Pemberton residents, many of whom are still reeling from the recent water-contamination discovery, are now learning how much more work lies ahead in dealing with the issue.
Specifically, what type of water-filtration system or treatment — if any — is to be undertaken. How much it will cost, how soon it can be implemented and whether a new system will be as safe, predictable and effective as they expect it to be.
And should the VOP council make the decision, or hold a referendum, or have residents install their own at-source filtration systems?
At a Village of Pemberton (VOP) Committee of the Whole meeting Tuesday night, area residents turned out to learn about the benefits of a process using an injected soda-ash treatment, coupled with a corrosion inhibitor, that could address the issues regarding pH and alkalinity that have plagued the village's water system.

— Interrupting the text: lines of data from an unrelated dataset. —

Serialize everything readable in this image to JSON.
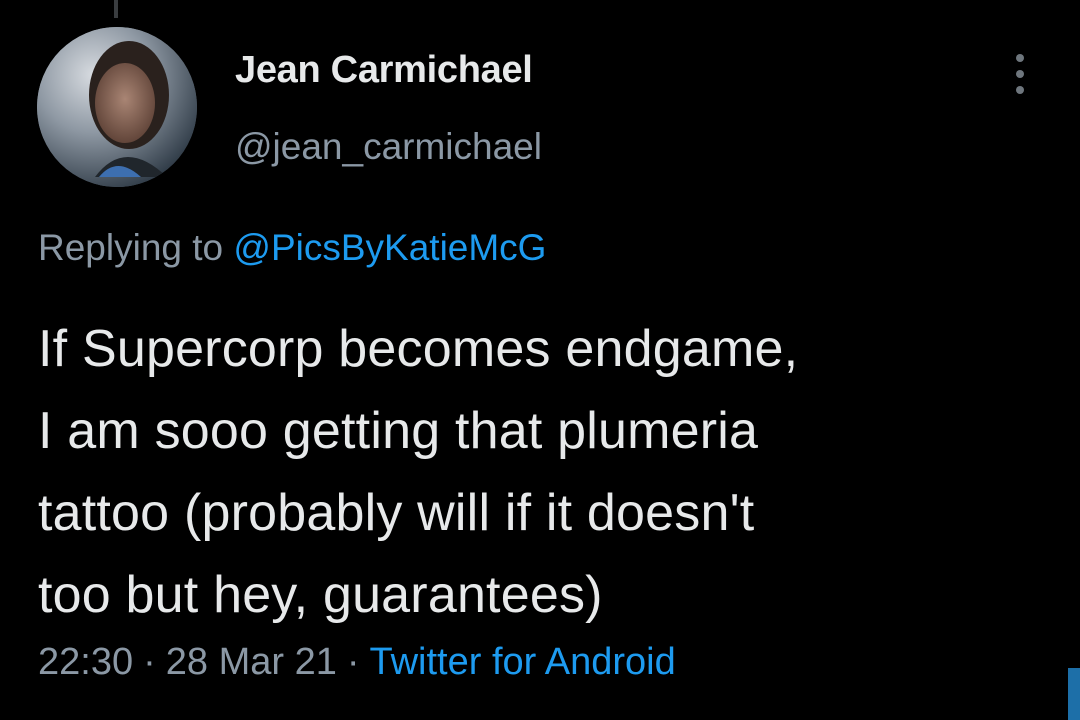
{
  "tweet": {
    "author": {
      "display_name": "Jean Carmichael",
      "handle": "@jean_carmichael"
    },
    "reply_context": {
      "prefix": "Replying to",
      "mention": "@PicsByKatieMcG"
    },
    "text_lines": [
      "If Supercorp becomes endgame,",
      "I am sooo getting that plumeria",
      "tattoo (probably will if it doesn't",
      "too but hey, guarantees)"
    ],
    "time": "22:30",
    "date": "28 Mar 21",
    "separator": "·",
    "source": "Twitter for Android"
  },
  "icons": {
    "more": "more-vertical-icon"
  },
  "colors": {
    "background": "#000000",
    "primary_text": "#e7e9ea",
    "secondary_text": "#8b98a5",
    "accent": "#1d9bf0"
  }
}
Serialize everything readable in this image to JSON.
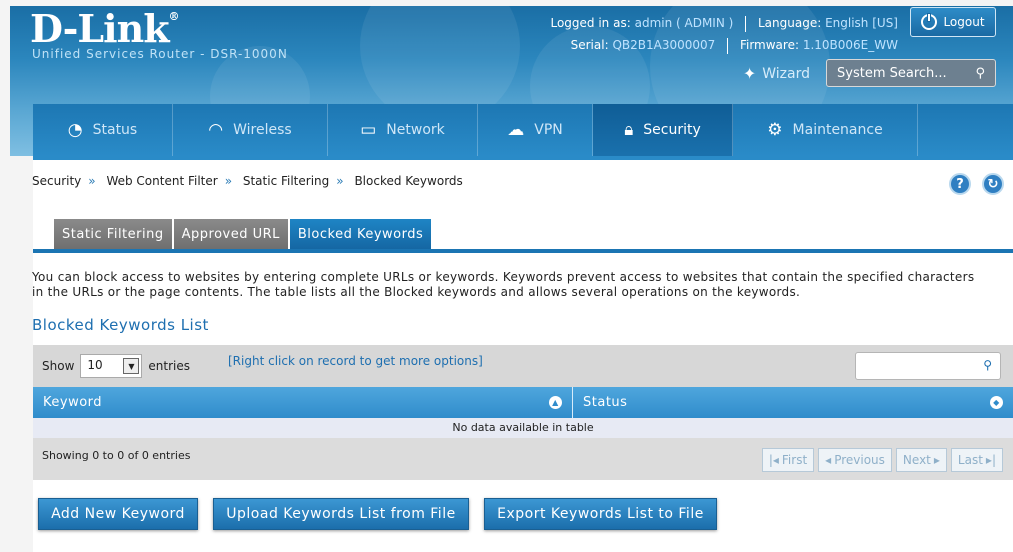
{
  "brand": {
    "logo": "D-Link",
    "subtitle": "Unified Services Router - DSR-1000N"
  },
  "topbar": {
    "logged_label": "Logged in as:",
    "logged_value": "admin ( ADMIN )",
    "language_label": "Language:",
    "language_value": "English [US]",
    "serial_label": "Serial:",
    "serial_value": "QB2B1A3000007",
    "firmware_label": "Firmware:",
    "firmware_value": "1.10B006E_WW",
    "logout": "Logout",
    "wizard": "Wizard",
    "search_placeholder": "System Search..."
  },
  "nav": {
    "items": [
      {
        "label": "Status",
        "icon": "dashboard-icon"
      },
      {
        "label": "Wireless",
        "icon": "wifi-icon"
      },
      {
        "label": "Network",
        "icon": "monitor-icon"
      },
      {
        "label": "VPN",
        "icon": "cloud-lock-icon"
      },
      {
        "label": "Security",
        "icon": "lock-icon"
      },
      {
        "label": "Maintenance",
        "icon": "gear-icon"
      }
    ],
    "active": "Security"
  },
  "breadcrumb": [
    "Security",
    "Web Content Filter",
    "Static Filtering",
    "Blocked Keywords"
  ],
  "tabs": [
    "Static Filtering",
    "Approved URL",
    "Blocked Keywords"
  ],
  "description": "You can block access to websites by entering complete URLs or keywords. Keywords prevent access to websites that contain the specified characters in the URLs or the page contents. The table lists all the Blocked keywords and allows several operations on the keywords.",
  "section_title": "Blocked Keywords List",
  "grid": {
    "show_label": "Show",
    "entries_value": "10",
    "entries_label": "entries",
    "right_click_hint": "[Right click on record to get more options]",
    "columns": [
      "Keyword",
      "Status"
    ],
    "empty_message": "No data available in table",
    "showing": "Showing 0 to 0 of 0 entries",
    "pager": [
      "First",
      "Previous",
      "Next",
      "Last"
    ]
  },
  "buttons": {
    "add": "Add New Keyword",
    "upload": "Upload Keywords List from File",
    "export": "Export Keywords List to File"
  },
  "colors": {
    "primary": "#2a8bc8",
    "active_tab": "#1567a3",
    "link": "#1e6fb0"
  }
}
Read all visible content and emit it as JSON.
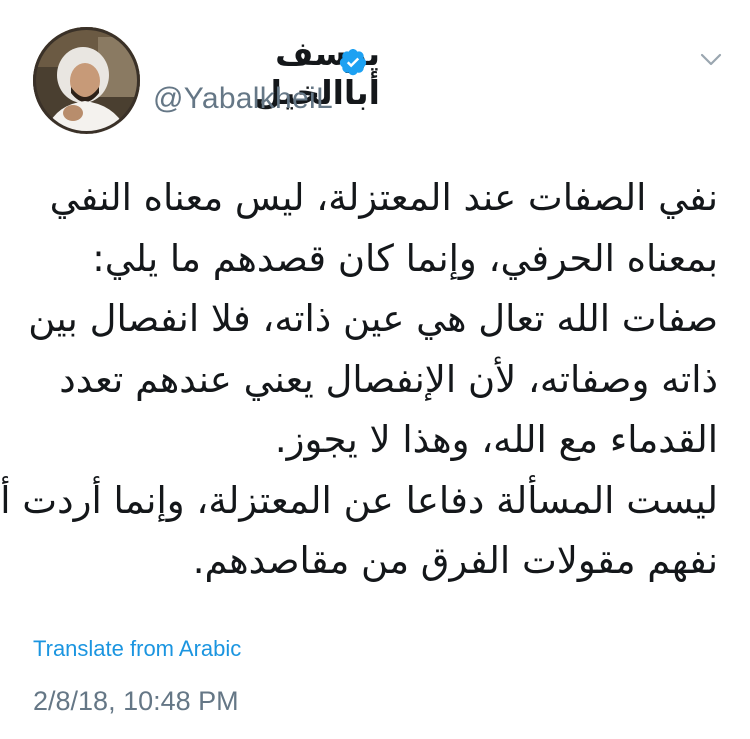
{
  "tweet": {
    "display_name": "يوسف أباالخيل",
    "handle": "@YabalkheiL",
    "verified_icon": "verified-badge-icon",
    "menu_icon": "chevron-down-icon",
    "avatar_icon": "avatar",
    "lines": [
      "نفي الصفات عند المعتزلة، ليس معناه النفي",
      "بمعناه الحرفي، وإنما كان قصدهم ما يلي:",
      "صفات الله تعال هي عين ذاته، فلا انفصال بين",
      "ذاته وصفاته، لأن الإنفصال يعني عندهم تعدد",
      "القدماء مع الله، وهذا لا يجوز.",
      "ليست المسألة دفاعا عن المعتزلة، وإنما أردت أن",
      "نفهم مقولات الفرق من مقاصدهم."
    ],
    "translate_label": "Translate from Arabic",
    "timestamp": "2/8/18, 10:48 PM",
    "colors": {
      "text": "#14171a",
      "secondary": "#657786",
      "link": "#1b95e0",
      "verified": "#1da1f2"
    }
  }
}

Graham Schulz, and engineer with ISL, the engineering firm tasked with sorting out the options for water treatment, said there are many factors for the VOP to consider, among them cost. His firm is recommending the soda-ash option with a corrosion inhibitor to treat the water contaminants and buffer the quality of ever-fluctuating source water.

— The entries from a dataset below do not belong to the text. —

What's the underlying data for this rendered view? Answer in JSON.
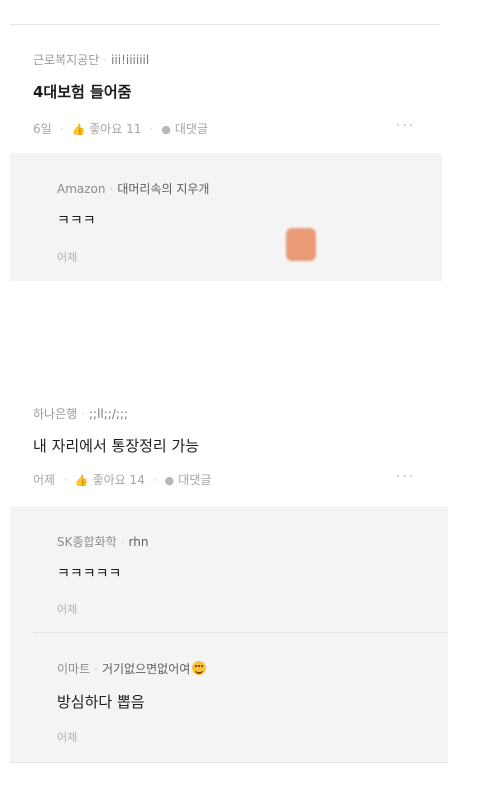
{
  "posts": [
    {
      "company": "근로복지공단",
      "nickname": "iii!iiiiiil",
      "title": "4대보험 들어줌",
      "time": "6일",
      "likes": "좋아요 11",
      "reply_label": "대댓글",
      "more": "···",
      "replies": [
        {
          "company": "Amazon",
          "nickname": "대머리속의 지우개",
          "text": "ㅋㅋㅋ",
          "time": "어제"
        }
      ]
    },
    {
      "company": "하나은행",
      "nickname": ";;ll;;/;;;",
      "title": "내 자리에서 통장정리 가능",
      "time": "어제",
      "likes": "좋아요 14",
      "reply_label": "대댓글",
      "more": "···",
      "replies": [
        {
          "company": "SK종합화학",
          "nickname": "rhn",
          "text": "ㅋㅋㅋㅋㅋ",
          "time": "어제"
        },
        {
          "company": "이마트",
          "nickname": "거기없으면없어여",
          "text": "방심하다 뽑음",
          "time": "어제"
        }
      ]
    }
  ],
  "icons": {
    "like": "thumbs-up-icon",
    "comment": "comment-bubble-icon",
    "emoji": "smiley-emoji-icon"
  },
  "colors": {
    "reply_bg": "#f4f4f4",
    "emoji": "#f7c33a"
  }
}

"The soda-ash system is entirely intended to bring the pH and alkalinity in line," Schulz told about 20 residents at the meeting marked by a relaxed atmosphere. "These products have all passed rigorous testing. This proposal gives the most reliable and predictable results."
But residents questioned if this proposal best suits their needs. Some of them — and council members as well — brought up whether individual residential filters would be appropriate, given there are older houses and new buildings within Pemberton.

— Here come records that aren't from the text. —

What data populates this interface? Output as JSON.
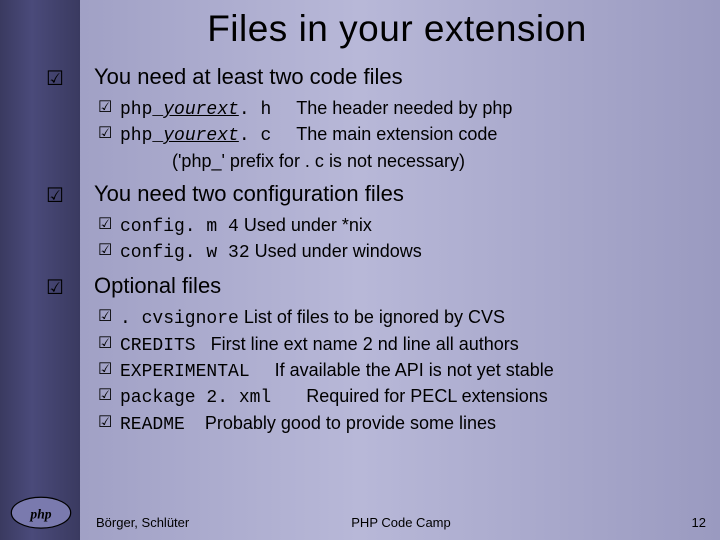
{
  "title": "Files in your extension",
  "sections": [
    {
      "heading": "You need at least two code files",
      "items": [
        {
          "name_prefix": "php_",
          "name_mid": "yourext",
          "name_suffix": ". h",
          "desc": "The header needed by php"
        },
        {
          "name_prefix": "php_",
          "name_mid": "yourext",
          "name_suffix": ". c",
          "desc": "The main extension code"
        }
      ],
      "note": "('php_' prefix for . c is not necessary)"
    },
    {
      "heading": "You need two configuration files",
      "items": [
        {
          "name": "config. m 4",
          "desc": "Used under *nix"
        },
        {
          "name": "config. w 32",
          "desc": "Used under windows"
        }
      ]
    },
    {
      "heading": "Optional files",
      "items": [
        {
          "name": ". cvsignore",
          "desc": "List of files to be ignored by CVS"
        },
        {
          "name": "CREDITS",
          "desc": "First line ext name 2 nd line all authors"
        },
        {
          "name": "EXPERIMENTAL",
          "desc": "If available the API is not yet stable"
        },
        {
          "name": "package 2. xml",
          "desc": "Required for PECL extensions"
        },
        {
          "name": "README",
          "desc": "Probably good to provide some lines"
        }
      ]
    }
  ],
  "footer": {
    "left": "Börger, Schlüter",
    "center": "PHP Code Camp",
    "right": "12"
  },
  "glyphs": {
    "check": "☑"
  },
  "logo": "php"
}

As well, the corrosion inhibitor, which contains phosphorous, can prove to be troublesome as it is flushed out with waste water and can be a powerful factor in the growth of algae in rivers. An added cost may be the monitoring of waste water for phosphorous levels — and a consideration for residents with septic fields, where the water would runoff into the water table and rivers.
VOP Mayor Mike Richman voiced concerns that some people just don't want any more chemicals, especially in their water.
"There's already a very big conversation here, and we're going to spend $600,000 for a slight gain?" he asked.
Council members asked ISL to provide more information on other communities that use the soda-ash and corrosion inhibitor method, and also raised the spectre of a referendum.
Nikki Gilmore, VOP Chief Administrative Officer, said a target of the middle of June would be the earliest a referendum could be tackled, adding it would be done as cost-effectively as possible.
If undertaken, the soda-ash option would not mean an increase in taxes for residents. Richman said: "The money is there. But it is still money that could be used elsewhere."
Ultimately, whatever decision is made, the problem is not completely solved.
"The water is still eating the pipes," said Richman.
Six blood-lead results come back negative
Six Pemberton children have had their blood-lead levels tested in recent weeks, and all came back within normal levels, according to Vancouver Coastal Health (VCH).
The results are reassuring, but the testing likely doesn't go far enough to determine if there's an issue, said Dr. Bruce Lanphear, one of the leading researchers on the effects of lead in drinking water.
"It really should take a public health effort like screening 100 kids, preferably six months to two or three years old, finding out how much water they're consuming, whether they use tap water, whether they're formula fed or breastfed and so on," Lanphear said.
"It isn't very satisfactory in terms of answering the question: is there a problem with lead in the water in Pemberton?"
Residents in Pemberton are reminded to run their taps until the water is cold before drinking or cooking.
"Flushing is especially important when cooking as boiling water may increase the concentration of lead," VCH spokesperson Tiffany Akins said in an email.
"The taps should be run after they haven't been used for several hours, such as every morning, at the end of the work day when residents arrive home, and after residents return from a vacation. Testing indicates this is effective at reducing lead levels."
To minimize repeated unnecessary flushing, residents can store cold water in a container in the fridge.